People who have been in accidents are often unaware that their brains have been injured; when the head is subject to trauma, such as when it is struck by something or even just violently shaken, brain tissue can be damaged, such as shearing of neurons and axons.
Millions of people suffer a head injury every year. Most of these injuries are minor because the skull provides the brain with protection. But, more than half a million head injuries a year are severe enough to require hospitalization.
Head injury is a general term used to describe any trauma to the head, most specifically to the brain itself. A head injury is a trauma that leads to injury of the brain, scalp or skull.
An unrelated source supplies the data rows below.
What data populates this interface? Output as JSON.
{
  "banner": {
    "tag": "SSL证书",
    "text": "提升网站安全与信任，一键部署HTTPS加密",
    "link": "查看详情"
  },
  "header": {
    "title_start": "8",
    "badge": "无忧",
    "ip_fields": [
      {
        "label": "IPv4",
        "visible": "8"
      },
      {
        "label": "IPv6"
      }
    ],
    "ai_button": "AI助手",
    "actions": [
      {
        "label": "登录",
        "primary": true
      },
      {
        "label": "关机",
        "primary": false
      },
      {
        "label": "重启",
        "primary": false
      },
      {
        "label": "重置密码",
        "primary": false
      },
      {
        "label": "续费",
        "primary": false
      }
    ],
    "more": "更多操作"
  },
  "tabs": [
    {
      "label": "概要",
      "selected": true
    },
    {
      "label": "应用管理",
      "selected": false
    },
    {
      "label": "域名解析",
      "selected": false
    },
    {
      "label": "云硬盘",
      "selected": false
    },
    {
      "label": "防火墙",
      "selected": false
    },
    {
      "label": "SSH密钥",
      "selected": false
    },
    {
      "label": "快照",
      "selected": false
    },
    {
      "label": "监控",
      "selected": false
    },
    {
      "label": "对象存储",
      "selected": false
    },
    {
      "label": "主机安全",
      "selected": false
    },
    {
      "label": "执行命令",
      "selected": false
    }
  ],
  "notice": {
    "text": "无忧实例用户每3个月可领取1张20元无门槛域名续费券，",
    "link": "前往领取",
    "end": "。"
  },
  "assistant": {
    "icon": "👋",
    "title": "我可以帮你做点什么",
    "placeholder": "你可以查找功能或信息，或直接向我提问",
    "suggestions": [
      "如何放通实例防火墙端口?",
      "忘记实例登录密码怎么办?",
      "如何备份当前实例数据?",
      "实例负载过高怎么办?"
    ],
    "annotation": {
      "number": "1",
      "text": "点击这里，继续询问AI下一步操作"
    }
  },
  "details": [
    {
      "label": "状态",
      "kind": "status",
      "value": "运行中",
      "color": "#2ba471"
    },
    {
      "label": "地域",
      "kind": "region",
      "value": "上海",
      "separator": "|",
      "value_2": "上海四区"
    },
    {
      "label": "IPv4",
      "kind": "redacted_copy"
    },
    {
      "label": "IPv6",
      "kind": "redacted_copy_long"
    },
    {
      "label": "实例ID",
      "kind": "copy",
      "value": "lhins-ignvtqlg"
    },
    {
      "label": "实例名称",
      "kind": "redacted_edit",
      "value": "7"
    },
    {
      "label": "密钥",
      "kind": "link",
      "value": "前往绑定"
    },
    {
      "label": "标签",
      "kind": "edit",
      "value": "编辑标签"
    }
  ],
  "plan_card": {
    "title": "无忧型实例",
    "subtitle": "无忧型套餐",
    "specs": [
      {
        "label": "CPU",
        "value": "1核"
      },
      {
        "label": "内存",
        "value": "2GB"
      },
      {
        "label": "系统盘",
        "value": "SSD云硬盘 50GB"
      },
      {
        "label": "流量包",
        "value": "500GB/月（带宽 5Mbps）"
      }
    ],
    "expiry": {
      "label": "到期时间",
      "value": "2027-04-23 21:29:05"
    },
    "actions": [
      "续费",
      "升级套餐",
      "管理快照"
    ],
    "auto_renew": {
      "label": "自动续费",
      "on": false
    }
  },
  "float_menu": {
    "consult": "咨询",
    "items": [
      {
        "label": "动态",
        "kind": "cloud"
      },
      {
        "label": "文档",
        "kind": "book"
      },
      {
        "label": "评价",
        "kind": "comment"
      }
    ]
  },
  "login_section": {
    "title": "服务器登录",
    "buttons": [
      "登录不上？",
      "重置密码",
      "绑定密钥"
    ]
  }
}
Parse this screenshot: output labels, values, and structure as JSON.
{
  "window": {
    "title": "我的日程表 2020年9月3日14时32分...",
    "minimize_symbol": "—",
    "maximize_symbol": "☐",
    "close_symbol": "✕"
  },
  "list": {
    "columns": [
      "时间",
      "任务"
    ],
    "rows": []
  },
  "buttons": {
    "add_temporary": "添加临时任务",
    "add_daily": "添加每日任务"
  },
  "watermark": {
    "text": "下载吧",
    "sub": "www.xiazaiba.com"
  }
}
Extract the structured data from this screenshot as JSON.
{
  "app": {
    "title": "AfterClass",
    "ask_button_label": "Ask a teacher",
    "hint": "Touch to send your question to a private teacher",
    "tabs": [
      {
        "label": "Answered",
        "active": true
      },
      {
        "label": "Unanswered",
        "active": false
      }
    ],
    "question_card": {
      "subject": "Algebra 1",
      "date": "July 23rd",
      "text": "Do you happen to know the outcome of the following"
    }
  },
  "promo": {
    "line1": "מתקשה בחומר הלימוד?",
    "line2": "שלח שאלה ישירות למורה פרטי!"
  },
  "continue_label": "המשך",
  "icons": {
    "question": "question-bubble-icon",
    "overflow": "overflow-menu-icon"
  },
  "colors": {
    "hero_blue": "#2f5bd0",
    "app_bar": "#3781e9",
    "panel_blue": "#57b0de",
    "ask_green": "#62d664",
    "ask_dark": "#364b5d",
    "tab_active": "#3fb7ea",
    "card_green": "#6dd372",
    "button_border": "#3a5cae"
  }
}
Injuries can range from a minor bump on the skull to serious brain injury.
Head injuries are classified as closed or open:
A closed head injury means the person received a hard blow to the head from striking an object, but the object did not break the skull.
An open, or penetrating, head injury means the person was struck with an object that broke the skull and entered the brain. This typically happens when moving at high speed, such as going through the windshield during a car crash.
Common Types of brain injuries:
Concussion, the most common type of traumatic brain injury (TBI), may be diagnosed but sometimes it is not recognized in the emergency room. Some brain tissue injuries are not detected on a CT scan or MRI.
Contusion, a bruise on the brain
Hematoma, damage of a blood vessel in the brain and the consequent heavy bleeding around the brain, leads to hematoma.
According to government health sites and sources, patients and their family members should watch for and be concerned with the following signs or symptoms:
Symptoms of head injury can be immediate or develop slowly over several hours or even days. Actress Natasha Richardson comes to mind. After her fall on a ski slope, she was up and talking not long after "trained" personnel decided she was fine. But she died two days later from "blunt impact" to the head which caused an epidural hematoma when she fell.
Below are symptoms that suggest a more serious head injury and require immediate emergency medical treatment:
Changes in personality or behavior (especially in children)
Trouble understanding things
Fluid draining from the nose, mouth or ears (it may appear clear or bloody)
Inability to move one or more limbs
Loss of consciousness, confusion, or drowsiness
Slurred speech and/ or blurred vision
This is by no means an exhaustive list of signs and symptoms as each injury is different in nature and severity. Nor is it intended to be medical advice. If you or a family member has suffered a head injury it is best to seek emergency medical treatment.
Early medical intervention or neuropsychological therapy can make a difference in how well the patient can recover or cope with brain injury and problems such as cognitive deficits.